Cela s’était passé en février 2004, Ilan Tsadik avait alors consacré l’article Les émules d’Enderlin à un doigt de l’accusation de crime rituel à cette mystification. Patrick Boitet était déjà le rédacteur en chef de cette émission ; il avait commis l’imposture de 2004 en compagnie du reporter Thierry Thuillier. Une malversation criminelle, qui n’était, intrinsèquement, pas moins grave que celle d’Enderlin à Nétzarim, en 2000. Mais la conjoncture, ainsi qu’une espèce de reconnaissance des faits de la part de Thuillier, avaient fait qu’on en parla un peu moins.
Depuis, Thuillier est devenu directeur de l’information de France Télévisions, en remplacement d’Arlette Chabot, licenciée. Cette promotion participe à expliquer l’orientation choisie par les préposés au service public français dans leur couverture du Proche-Orient. Un choix politique, s’entend. Alors, que ceux qui l’ont coopté fassent l’économie de nous bassiner les oreilles avec leur prétendue lutte contre l’antisémitisme, car avec des nominations de ce genre, on n’aspire pas à le combattre mais de le propager !
La faute de Thierry Thuillier aurait, en considération de tous les critères éthiques en vigueur, dû lui valoir son congédiement séance tenante. Celle de Boitet, qu’on déprogramme son émission et qu’on l’éloigne du service public.
Cela n’a pas été fait ; on les a, au contraire, promus et encouragés dans leur dénigrement des Hébreux par tous les moyens possibles, y compris le mensonge et la mise en scène. C’est cela qui a conduit à la réalisation d’une émission comme "Un Etat palestinien est-il encore possible ?", diffusée lundi dernier.
Pour cerner l’étendue de la licence que ces ersatz de journalistes se sont appropriée dans la chasse aux Juifs : en 2004, ils s’étaient "émus" de ce qu’aucun media israélien n’avait parlé de l’assassinat par leur armée des shooteurs de grillage. Ils avaient attribué à la presse des Hébreux un désintéressement condamnable pour le sort des Palestiniens. Ils avaient donc accusé la presse israélienne de n’avoir pas couvert un événement qu’ils avaient inventé de toutes pièces, qui ne s’était pas produit dans la réalité, ailleurs que sur les écrans des téléspectateurs français.
L’émission de cette semaine fut, bien évidemment, de la même veine, à la différence qu’elle ne se focalisait plus sur un seul incident stigmatisant l’attitude "asphyxiante" des Juifs, mais sur une situation globale, entre eux et les Arabes.
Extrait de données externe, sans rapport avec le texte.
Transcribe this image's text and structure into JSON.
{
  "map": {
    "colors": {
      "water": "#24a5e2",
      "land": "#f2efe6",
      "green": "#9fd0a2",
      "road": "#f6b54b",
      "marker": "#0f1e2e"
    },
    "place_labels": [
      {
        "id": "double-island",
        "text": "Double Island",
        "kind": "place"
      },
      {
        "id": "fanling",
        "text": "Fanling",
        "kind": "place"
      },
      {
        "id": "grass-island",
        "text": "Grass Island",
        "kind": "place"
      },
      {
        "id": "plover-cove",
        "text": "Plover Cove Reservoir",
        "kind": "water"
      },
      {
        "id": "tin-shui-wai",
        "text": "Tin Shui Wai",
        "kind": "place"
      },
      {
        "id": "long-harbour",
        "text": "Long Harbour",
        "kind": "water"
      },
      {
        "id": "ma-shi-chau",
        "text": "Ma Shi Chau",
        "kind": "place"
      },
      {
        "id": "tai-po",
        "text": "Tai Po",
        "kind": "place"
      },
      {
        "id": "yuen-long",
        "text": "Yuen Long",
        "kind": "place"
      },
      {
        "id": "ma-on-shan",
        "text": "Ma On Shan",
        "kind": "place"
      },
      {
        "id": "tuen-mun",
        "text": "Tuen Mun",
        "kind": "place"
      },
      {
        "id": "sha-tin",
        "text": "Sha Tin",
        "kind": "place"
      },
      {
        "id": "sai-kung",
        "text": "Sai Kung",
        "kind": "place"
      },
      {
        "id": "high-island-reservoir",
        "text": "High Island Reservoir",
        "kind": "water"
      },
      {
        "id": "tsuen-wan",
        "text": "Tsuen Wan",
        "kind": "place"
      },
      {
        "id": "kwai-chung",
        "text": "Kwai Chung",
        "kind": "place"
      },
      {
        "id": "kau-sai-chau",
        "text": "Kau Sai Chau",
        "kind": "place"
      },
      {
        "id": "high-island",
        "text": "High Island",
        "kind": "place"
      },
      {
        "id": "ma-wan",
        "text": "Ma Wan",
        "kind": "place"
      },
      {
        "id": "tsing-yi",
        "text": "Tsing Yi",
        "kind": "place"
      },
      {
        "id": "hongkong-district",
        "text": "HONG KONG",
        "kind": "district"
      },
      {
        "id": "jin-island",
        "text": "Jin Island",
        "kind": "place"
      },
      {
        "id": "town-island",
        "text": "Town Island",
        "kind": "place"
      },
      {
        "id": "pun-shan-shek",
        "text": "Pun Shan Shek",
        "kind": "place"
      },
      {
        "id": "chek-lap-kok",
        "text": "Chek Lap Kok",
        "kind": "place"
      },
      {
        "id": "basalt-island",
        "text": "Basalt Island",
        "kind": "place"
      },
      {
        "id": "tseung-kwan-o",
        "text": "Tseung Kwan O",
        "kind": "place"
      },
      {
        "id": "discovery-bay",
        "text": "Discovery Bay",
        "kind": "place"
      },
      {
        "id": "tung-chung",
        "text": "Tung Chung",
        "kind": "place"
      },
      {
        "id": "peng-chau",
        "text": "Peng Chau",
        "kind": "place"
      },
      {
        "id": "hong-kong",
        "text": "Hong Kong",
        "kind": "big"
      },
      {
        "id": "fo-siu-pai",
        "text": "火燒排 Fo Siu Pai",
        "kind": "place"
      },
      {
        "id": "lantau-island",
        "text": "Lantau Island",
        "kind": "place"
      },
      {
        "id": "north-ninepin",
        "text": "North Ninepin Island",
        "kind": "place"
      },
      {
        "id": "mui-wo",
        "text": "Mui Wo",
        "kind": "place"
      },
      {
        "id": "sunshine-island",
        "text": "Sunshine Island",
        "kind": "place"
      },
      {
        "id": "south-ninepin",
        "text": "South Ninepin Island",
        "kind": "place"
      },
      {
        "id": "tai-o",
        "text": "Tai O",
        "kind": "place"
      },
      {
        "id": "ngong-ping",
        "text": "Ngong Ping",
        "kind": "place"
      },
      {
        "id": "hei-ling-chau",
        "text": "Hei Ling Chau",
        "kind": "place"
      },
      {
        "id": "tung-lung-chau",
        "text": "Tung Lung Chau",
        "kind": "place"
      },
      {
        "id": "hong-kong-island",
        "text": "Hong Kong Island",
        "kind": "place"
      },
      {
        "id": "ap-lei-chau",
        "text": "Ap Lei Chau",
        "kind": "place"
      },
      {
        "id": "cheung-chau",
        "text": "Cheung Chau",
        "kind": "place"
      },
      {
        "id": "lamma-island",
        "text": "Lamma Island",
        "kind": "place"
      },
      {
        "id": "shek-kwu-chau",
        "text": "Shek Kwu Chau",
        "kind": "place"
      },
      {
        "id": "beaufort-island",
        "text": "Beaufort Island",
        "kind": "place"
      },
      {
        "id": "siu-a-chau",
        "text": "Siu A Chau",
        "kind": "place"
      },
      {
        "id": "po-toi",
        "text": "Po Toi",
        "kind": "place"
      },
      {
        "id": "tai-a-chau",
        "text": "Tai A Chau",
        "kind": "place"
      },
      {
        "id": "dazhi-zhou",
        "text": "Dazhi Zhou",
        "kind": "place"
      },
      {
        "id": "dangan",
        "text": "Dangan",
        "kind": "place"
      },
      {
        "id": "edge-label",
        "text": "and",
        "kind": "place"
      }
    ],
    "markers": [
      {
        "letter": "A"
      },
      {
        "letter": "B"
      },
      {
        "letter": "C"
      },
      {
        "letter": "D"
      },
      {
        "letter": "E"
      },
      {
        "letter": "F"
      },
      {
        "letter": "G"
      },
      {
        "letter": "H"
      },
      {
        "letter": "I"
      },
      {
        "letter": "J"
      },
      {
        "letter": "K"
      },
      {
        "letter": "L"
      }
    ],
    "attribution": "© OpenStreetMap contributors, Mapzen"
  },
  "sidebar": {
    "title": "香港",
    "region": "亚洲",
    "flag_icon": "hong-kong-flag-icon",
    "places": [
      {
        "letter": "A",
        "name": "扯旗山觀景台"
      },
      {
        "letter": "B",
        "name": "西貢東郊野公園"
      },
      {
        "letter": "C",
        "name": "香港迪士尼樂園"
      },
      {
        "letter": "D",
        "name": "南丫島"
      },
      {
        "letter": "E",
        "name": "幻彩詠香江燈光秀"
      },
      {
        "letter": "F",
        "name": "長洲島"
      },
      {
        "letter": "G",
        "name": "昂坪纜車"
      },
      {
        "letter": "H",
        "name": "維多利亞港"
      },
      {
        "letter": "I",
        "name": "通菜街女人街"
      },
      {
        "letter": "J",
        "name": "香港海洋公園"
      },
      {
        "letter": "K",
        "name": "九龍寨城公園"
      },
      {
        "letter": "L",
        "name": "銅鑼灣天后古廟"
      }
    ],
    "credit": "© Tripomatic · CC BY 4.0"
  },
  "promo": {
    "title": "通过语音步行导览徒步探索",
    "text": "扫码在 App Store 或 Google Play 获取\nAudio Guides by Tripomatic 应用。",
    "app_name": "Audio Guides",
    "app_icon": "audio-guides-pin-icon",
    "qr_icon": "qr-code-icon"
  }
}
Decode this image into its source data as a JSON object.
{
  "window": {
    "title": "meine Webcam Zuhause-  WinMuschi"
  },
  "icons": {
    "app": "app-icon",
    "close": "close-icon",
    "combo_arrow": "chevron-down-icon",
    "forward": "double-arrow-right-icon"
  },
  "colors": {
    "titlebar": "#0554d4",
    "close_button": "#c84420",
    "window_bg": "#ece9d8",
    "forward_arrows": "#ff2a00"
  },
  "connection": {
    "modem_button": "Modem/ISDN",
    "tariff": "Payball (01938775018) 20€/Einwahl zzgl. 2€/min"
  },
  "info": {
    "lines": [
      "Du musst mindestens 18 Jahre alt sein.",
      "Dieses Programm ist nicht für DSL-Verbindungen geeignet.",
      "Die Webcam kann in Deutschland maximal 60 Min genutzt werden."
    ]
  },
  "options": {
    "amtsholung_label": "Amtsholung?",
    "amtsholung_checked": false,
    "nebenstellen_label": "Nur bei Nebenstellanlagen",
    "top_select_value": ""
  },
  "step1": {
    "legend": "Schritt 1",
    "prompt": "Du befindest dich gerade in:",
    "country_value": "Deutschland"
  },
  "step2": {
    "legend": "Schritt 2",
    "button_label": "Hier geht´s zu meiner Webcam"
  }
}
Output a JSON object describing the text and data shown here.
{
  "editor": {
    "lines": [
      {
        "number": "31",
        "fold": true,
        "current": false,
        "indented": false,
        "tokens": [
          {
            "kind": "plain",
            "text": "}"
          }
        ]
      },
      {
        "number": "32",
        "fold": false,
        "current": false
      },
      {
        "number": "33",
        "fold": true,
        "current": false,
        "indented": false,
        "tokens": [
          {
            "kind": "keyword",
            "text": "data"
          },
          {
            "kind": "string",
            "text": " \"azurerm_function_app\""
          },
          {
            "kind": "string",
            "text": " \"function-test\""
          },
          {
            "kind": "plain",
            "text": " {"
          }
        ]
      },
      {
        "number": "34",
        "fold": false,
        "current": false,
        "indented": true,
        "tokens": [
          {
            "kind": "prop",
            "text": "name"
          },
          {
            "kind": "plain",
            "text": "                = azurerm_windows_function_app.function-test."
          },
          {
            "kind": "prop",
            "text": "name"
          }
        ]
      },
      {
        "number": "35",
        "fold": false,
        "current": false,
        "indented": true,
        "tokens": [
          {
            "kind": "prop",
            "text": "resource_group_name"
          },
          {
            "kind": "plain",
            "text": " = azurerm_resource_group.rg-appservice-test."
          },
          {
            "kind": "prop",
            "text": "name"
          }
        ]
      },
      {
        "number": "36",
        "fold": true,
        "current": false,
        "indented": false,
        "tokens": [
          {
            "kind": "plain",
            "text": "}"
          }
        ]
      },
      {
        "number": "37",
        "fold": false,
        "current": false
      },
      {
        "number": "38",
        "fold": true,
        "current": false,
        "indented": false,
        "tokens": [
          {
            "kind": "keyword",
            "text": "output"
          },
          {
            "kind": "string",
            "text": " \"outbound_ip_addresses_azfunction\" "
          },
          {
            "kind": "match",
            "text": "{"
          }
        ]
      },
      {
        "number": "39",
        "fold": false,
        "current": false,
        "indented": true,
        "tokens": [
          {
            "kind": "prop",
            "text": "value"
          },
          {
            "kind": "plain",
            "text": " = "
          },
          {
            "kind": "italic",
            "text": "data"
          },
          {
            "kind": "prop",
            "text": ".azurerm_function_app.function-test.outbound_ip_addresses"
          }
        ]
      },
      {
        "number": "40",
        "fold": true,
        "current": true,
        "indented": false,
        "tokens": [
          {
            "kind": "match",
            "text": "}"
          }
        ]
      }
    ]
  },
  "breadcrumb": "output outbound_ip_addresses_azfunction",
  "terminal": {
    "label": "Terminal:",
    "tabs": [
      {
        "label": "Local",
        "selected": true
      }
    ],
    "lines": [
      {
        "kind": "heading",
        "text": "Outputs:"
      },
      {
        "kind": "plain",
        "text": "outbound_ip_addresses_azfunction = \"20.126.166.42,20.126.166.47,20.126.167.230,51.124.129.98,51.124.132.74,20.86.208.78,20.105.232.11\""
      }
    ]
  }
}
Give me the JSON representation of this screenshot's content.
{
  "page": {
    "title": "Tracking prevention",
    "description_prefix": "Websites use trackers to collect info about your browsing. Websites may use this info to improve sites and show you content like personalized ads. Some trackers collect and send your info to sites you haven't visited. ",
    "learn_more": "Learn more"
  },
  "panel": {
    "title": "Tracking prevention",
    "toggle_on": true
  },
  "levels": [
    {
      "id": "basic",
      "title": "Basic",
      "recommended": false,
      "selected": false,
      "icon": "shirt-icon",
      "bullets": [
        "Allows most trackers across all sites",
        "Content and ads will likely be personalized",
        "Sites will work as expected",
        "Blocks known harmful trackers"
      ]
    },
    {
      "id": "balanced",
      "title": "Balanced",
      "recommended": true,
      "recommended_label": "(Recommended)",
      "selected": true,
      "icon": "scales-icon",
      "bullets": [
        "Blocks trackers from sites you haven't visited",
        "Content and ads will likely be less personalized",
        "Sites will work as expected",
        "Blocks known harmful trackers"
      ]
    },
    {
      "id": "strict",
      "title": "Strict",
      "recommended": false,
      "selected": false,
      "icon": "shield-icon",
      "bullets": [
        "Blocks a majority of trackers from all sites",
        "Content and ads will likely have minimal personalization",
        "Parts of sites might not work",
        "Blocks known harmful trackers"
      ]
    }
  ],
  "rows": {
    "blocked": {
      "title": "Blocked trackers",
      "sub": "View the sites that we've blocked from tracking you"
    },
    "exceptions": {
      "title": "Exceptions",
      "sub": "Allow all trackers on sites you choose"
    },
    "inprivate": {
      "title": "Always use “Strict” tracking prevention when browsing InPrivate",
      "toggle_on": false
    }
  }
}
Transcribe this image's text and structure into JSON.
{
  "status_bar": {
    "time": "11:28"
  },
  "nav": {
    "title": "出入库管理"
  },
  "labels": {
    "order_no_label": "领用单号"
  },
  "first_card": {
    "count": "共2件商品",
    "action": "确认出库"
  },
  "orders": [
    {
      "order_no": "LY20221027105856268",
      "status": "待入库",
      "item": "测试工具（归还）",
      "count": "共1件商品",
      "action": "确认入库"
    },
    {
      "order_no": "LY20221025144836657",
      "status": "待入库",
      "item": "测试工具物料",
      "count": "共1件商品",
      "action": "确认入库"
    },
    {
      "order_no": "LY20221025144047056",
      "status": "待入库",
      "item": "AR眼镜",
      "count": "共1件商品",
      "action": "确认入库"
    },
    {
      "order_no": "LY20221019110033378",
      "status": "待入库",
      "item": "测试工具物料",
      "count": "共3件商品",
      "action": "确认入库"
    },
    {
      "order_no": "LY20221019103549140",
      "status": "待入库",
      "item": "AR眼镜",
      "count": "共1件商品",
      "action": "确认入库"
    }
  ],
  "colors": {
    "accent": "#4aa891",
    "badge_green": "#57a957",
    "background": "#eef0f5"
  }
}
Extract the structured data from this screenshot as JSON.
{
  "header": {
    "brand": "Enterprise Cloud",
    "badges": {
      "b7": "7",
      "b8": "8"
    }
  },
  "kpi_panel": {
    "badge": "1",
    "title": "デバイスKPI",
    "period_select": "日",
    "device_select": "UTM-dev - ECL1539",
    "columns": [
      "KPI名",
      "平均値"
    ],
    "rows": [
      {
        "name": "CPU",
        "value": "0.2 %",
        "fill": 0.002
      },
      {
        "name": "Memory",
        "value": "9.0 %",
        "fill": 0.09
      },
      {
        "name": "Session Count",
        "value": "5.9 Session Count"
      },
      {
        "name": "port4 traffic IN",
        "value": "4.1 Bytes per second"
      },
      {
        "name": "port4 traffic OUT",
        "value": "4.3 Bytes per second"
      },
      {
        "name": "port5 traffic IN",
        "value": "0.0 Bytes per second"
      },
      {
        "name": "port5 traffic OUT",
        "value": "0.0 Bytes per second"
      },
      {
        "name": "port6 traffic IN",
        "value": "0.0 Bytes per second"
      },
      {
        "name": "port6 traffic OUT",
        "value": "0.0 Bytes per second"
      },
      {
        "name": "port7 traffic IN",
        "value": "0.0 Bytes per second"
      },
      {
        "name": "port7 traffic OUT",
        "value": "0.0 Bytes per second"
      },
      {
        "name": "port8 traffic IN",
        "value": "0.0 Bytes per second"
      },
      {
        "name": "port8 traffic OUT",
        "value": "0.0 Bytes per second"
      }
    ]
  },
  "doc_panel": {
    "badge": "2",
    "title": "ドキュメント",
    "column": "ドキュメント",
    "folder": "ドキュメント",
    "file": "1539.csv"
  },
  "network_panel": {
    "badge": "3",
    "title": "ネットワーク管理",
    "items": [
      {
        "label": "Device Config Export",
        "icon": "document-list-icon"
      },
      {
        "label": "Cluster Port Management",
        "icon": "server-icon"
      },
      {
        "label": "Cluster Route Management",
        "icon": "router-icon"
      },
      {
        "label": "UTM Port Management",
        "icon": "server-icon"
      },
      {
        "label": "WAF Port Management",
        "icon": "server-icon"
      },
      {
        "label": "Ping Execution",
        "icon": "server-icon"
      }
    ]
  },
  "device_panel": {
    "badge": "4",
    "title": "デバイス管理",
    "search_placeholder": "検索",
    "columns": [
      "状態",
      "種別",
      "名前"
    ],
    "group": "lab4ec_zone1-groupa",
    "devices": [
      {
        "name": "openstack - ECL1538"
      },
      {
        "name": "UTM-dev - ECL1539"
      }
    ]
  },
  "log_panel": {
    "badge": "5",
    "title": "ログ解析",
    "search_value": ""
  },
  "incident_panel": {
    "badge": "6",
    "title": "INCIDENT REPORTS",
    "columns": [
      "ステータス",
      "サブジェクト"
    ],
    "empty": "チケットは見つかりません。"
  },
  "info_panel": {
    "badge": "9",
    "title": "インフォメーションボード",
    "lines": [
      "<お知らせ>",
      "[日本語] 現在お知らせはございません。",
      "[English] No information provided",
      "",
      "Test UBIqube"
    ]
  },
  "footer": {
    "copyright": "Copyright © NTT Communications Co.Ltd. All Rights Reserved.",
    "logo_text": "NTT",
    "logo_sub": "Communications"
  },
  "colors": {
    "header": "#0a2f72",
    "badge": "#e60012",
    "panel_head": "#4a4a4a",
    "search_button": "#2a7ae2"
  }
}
A ce titre, la dernière livraison d’ "Un œil sur la planète", doit interpeler les gens qui réfléchissent ; en cela qu’elle indique le franchissement d’une étape supplémentaire dans la détestation officielle d’Israël – Fr2 est un media public -, et qu’il ne suffit pas de décrire le contenu fallacieux de ce qui a été montré, ni de pousser des cris légitimes de révolte – on ne perd son pucelage qu’une seule fois ! -, pour prendre la mesure de la nouvelle situation prévalant dans l’Hexagone à l’encontre des Juifs et d’Israël.
D’abord, de poser que le contenu du reportage de cette semaine est objectivement faux. Erroné, à 90%, d’un point de vue factuel et historique. Ce à quoi il faut ajouter la recherche d’effets à charge contre les Juifs, par le choix des sujets, des images et des personnages, en plus des traductions infidèles des langues étrangères en français, et de l’exercice consistant à remplacer, dans la bouche des personnes interviewées, des mots qu’ils disent, par ceux que les réalisateurs de l’émission avaient envie de faire entendre.
Bref, au niveau de l’objectivité fondamentale, de l’information brute communiquée dans cette émission, quant au fond et dans la forme, il s’agit purement et simplement d’un exercice d’intoxication ; d’une tentative d’influencer le téléspectateur afin qu’il développe (ou entretienne) de l’empathie à l’égard des Arabes et de l’hostilité à l’encontre des Juifs.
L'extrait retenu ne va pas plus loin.